The resounding defeat by California taxpayers of 4 measures that would have raised taxes and saddled the state with additional spending obligations - mostly to public unions - means that Governor Arne must find a way to close a $21 billion deficit.
And the only logical place the governator can go is Washington, says George Will in his Washington Post column today:
For the sake of federalism, let's hope this doesn't happen. But Schwarzenegger and his Democratic allies refuse to make the hard choices in these hard times to cut the budget and shrink government. They would rather have the feds move in and force changes on them that would short circuit the taxpayer and grant unprecedented power to the unions.
Now California's mostly Democratic political class will petition Washington for a bailout to nourish the public sector that is suffocating the state's dwindling -- and departing -- private sector. The Obama administration, which rewarded the United Auto Workers by giving it considerable control over two companies it helped reduce to commercial rubble, will serve the interests of California's unionized public employees and others largely responsible for reducing the state to mendicancy.

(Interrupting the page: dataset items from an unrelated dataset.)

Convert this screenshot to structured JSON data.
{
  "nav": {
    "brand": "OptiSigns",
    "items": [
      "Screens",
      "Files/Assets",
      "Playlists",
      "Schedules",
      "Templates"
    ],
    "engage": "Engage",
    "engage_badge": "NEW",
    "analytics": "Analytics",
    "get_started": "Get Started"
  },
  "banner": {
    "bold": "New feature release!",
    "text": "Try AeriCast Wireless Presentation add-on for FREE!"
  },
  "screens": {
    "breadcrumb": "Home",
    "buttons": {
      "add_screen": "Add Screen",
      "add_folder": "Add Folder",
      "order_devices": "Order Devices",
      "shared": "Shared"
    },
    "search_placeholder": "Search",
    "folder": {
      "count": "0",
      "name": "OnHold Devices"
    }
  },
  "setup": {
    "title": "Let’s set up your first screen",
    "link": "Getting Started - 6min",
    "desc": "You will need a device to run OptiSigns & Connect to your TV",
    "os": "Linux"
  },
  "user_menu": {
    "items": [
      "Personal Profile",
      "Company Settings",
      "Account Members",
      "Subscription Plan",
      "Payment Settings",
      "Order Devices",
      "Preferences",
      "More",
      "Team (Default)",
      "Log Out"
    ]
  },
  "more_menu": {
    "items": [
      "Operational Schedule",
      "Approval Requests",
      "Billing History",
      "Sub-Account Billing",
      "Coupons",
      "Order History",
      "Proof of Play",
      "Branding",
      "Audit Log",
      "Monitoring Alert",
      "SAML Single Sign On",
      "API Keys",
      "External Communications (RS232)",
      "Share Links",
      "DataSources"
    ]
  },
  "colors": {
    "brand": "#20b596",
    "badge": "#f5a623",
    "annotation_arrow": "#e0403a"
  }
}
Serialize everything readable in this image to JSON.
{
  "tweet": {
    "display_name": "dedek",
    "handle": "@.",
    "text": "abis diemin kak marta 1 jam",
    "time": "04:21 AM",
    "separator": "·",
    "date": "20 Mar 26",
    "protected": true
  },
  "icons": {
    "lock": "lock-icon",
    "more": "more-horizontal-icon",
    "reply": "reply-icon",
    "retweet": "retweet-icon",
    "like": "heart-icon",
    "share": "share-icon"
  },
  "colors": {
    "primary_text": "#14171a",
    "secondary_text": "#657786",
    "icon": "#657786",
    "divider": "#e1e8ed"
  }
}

These factions will flourish if the state becomes a federal poodle on a short leash held by the president. He might make aid conditional on the state doing things that California Democrats and their union allies would love to be "compelled" to do: eliminate the requirements of two-thirds majorities of both houses of the legislature to raise taxes and pass budgets, and repeal Proposition 13, which voters passed in 1978 to limit property taxes. These changes would enable the legislature (job approval rating: 14 percent) to siphon away an ever-larger share of taxpayers' wealth and transfer it to public employees. Such as prison guards, whose potent union is one reason California's cost-per-inmate (about $49,000) is twice the national average.
California's voters are complicit in their state's collapse. They elect and reelect the legislators off whom public employees unions batten. Also, voters have promiscuously used their state's plebiscitary devices to control and fatten the budget. In November, as the dark fiscal clouds lowered, they authorized $9.95 billion more in debt as a down payment on a perhaps $75 billion high-speed-rail project linking San Francisco and Los Angeles -- a delight California cannot afford.
I am getting tired of asking "What is this country coming to," for the simple reason that with Obama, anything is possible. That makes the question moot. It is coming to Obama and his unprecedented power grabs.